The two men are accused of murdering and torturing hundreds of Croats and Muslims and expelling thousands more from the area of Bosnia known as Krajina, during the three year Bosnian war. They are charged with 12 counts of war crimes, including genocide.

Prosecutors say Mr. Brdjanin and General Talic were key players in a campaign to wipe out non-Serbs. They say the two acted under the orders of the international tribunal's two most wanted men, former Bosnian-Serb political leader Radovan Karadzic and his military chief, Ratko Mladic.

The two defendants, who were arrested and handed over to the tribunal in 1999, have pleaded not guilty to all the charges against them.

The conflict in Bosnia lasted from 1992 to 1995. Prosecutors say that in its early stages, Mr.

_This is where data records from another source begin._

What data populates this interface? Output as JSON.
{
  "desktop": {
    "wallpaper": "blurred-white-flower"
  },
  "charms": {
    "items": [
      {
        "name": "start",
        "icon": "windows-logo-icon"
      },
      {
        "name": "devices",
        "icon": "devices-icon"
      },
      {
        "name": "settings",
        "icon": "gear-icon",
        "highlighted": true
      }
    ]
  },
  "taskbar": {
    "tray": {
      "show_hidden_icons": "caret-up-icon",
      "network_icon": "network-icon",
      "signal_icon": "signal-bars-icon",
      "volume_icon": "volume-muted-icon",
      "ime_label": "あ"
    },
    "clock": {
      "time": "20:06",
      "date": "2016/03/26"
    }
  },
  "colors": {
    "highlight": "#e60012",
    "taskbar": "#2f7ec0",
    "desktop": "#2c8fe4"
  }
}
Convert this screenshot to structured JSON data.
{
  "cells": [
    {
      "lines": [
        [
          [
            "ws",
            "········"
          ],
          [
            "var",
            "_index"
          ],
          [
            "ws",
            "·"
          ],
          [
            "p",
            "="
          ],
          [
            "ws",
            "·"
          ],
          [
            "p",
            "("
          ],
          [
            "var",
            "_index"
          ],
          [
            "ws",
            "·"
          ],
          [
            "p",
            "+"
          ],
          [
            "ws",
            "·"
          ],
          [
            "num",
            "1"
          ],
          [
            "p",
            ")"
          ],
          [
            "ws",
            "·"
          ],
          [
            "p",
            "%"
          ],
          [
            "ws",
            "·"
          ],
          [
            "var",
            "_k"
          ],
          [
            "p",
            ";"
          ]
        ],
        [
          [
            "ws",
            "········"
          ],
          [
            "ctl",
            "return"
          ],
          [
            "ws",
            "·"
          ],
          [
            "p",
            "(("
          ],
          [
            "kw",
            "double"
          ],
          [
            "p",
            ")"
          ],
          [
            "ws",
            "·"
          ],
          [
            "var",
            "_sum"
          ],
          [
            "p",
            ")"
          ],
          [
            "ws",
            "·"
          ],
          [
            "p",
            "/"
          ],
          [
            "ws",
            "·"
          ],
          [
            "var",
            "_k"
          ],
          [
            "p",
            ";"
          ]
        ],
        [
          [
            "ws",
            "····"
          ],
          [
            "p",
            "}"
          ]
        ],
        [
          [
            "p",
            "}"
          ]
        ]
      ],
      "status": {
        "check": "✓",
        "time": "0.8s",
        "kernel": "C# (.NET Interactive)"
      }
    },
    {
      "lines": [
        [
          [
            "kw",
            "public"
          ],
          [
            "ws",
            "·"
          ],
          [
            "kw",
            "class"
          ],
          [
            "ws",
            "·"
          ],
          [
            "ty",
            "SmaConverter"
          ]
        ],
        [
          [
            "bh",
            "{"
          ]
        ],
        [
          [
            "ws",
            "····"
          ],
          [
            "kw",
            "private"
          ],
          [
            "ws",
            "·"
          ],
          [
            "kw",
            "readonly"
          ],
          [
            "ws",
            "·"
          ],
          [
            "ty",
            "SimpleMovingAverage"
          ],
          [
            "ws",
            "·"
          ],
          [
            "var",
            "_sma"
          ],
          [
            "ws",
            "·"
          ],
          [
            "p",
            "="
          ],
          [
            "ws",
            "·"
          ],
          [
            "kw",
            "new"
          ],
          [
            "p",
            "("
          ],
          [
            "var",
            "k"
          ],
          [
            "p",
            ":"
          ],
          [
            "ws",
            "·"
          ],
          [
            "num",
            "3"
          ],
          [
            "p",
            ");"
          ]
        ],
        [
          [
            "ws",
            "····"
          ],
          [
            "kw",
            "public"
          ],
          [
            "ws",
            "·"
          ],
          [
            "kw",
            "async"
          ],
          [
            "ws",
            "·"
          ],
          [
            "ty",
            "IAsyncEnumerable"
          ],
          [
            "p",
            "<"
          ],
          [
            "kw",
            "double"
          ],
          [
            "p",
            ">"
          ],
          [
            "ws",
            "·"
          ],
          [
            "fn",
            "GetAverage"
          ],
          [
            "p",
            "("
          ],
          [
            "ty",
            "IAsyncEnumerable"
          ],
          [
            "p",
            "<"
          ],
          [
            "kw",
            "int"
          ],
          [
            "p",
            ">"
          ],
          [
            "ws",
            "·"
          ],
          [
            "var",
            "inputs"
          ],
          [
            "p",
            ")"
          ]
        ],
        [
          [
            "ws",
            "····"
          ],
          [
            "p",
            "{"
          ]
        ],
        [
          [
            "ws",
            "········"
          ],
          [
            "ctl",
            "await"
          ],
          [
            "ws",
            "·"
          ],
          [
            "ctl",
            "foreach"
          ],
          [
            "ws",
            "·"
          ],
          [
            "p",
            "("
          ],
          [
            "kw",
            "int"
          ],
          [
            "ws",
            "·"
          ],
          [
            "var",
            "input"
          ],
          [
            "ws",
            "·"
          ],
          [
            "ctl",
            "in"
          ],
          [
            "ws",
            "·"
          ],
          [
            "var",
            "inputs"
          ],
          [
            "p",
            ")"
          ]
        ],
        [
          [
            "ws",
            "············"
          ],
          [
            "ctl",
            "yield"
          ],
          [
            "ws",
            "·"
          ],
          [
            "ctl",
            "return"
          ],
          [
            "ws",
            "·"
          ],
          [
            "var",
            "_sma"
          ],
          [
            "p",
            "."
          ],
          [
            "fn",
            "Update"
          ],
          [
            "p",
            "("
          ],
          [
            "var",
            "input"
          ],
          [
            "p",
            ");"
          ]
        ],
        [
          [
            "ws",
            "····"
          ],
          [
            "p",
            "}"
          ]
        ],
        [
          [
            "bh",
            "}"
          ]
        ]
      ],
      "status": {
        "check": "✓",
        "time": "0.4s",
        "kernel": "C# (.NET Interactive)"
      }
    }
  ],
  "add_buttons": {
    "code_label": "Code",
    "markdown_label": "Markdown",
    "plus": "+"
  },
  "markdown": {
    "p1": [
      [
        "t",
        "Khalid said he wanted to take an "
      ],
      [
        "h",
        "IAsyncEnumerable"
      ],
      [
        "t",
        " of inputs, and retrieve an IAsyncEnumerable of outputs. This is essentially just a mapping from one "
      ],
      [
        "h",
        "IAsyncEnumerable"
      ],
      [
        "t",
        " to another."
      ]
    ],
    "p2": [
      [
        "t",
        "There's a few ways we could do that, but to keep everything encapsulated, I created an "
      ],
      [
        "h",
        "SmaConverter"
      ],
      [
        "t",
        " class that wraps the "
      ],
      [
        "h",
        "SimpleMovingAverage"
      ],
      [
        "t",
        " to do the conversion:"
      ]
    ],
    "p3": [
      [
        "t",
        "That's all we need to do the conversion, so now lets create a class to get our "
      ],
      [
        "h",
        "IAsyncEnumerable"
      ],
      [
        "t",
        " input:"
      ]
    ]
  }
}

Brdjanin and General Talic swiftly moved to remove, either by force or through fear, all non-Serbs from Krajina. Mr. Karadzic had designated Krajina as part of an independent Serb state in Bosnia.

A 1991 census showed that Croats and Muslims made up just under one-half of Krajina's population. By the end of the following year, only a handful of non-Serbs remained there. Even today, many of the more than 100,000 people driven out of the area by the Serbs have not returned to their old homes.

Mr. Brdjanin is specifically charged with inciting Bosnian Serbs to commit crimes against their Croat and Muslim neighbors under the banner of defending the Serbian people. General Talic, says the indictment, was responsible for the murder and torture of non-Serbs and the destruction of churches and mosques committed by his troops.

So far, the Hague tribunal has only convicted one person of genocide: former Bosnian-Serb General Radislav Krstic. He was sentenced last August to 46 years in prison for the 1995 massacre of thousands of Muslims in and around the Bosnian town of Srebrenica.